When we received David Farley’s lawsuit alleging defamation and seeking damages, my first thought was, “once a bully, always a bully.” Mr. Farley demanded more than $2 million in damages, claiming that my blog caused him to suffer “humiliation, embarrassment, mortification … disgrace, and scandal,” which would “endure permanently.”
I am very happy to report that Mr. Farley’s lawsuit was dismissed this past week for lack of jurisdiction.
At NCLR, we often represent those who have been bullied, whether by fellow students, teachers or administrators, employers, the government, ex-partners, or families. But our mission is to stand up to bullies. We do not back down. And in fact, on our best days, the bully comes to understand that there is a better way.

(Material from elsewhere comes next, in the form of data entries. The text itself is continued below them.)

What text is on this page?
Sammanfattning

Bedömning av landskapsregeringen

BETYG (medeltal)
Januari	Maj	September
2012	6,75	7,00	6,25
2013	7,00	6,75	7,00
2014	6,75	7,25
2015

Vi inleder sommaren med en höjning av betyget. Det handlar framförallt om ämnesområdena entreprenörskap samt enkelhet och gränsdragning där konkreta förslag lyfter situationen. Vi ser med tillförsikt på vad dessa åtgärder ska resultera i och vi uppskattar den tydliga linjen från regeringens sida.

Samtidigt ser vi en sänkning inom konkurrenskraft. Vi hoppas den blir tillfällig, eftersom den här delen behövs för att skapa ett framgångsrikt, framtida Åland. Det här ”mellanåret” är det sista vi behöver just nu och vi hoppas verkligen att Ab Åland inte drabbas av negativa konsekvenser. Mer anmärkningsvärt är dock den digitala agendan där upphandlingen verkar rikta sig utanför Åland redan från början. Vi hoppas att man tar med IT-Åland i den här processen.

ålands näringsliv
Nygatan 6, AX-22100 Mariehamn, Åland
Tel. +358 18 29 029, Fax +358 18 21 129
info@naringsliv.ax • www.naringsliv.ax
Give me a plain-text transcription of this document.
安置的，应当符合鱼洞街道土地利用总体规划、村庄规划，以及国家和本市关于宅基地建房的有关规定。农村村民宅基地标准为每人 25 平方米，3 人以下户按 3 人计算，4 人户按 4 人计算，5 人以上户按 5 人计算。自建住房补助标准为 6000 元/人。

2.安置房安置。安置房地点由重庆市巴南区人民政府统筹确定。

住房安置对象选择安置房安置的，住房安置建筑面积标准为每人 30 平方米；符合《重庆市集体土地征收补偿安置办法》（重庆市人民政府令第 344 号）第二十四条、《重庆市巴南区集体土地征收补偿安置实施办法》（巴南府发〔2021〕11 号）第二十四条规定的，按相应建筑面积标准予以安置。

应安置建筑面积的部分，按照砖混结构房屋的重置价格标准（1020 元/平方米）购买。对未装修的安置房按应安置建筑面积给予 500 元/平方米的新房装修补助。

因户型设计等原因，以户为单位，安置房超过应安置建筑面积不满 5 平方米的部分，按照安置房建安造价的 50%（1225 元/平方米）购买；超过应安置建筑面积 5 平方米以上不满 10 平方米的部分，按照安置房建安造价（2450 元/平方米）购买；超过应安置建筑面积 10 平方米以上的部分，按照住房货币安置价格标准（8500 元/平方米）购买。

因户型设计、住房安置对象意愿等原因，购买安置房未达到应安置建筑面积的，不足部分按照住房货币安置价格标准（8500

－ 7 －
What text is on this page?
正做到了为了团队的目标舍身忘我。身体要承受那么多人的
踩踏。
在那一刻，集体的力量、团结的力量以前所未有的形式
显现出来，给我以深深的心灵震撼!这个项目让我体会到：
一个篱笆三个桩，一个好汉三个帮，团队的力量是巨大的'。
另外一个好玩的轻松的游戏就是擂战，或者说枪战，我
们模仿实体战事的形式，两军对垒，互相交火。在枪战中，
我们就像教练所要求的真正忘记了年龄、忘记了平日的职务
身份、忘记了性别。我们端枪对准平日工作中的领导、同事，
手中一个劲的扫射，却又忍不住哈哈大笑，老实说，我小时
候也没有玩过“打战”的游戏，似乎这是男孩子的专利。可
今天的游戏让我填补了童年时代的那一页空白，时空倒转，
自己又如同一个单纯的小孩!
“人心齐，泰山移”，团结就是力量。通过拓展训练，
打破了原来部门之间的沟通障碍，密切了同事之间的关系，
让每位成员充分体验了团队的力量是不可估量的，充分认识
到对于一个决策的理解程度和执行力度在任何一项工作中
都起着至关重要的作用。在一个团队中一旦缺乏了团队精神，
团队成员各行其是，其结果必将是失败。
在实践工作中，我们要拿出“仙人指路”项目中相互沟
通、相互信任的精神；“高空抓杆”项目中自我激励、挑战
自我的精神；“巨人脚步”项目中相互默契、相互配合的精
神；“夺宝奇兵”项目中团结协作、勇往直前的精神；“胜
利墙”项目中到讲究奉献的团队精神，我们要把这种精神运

It may be that David Farley is not done. He may sue us again in California, because he is angry, and he likely is having a hard time sleeping. If he is truly mortified, humiliated, disgraced, and embarrassed, these are self-inflicted wounds. In the last days of his daughter’s life he could have made peace with Ellyn. He could have said “I’m sorry,” banished his demon companions, and used those last precious moments to celebrate and love his daughter. But he did not do those things, and now it is too late.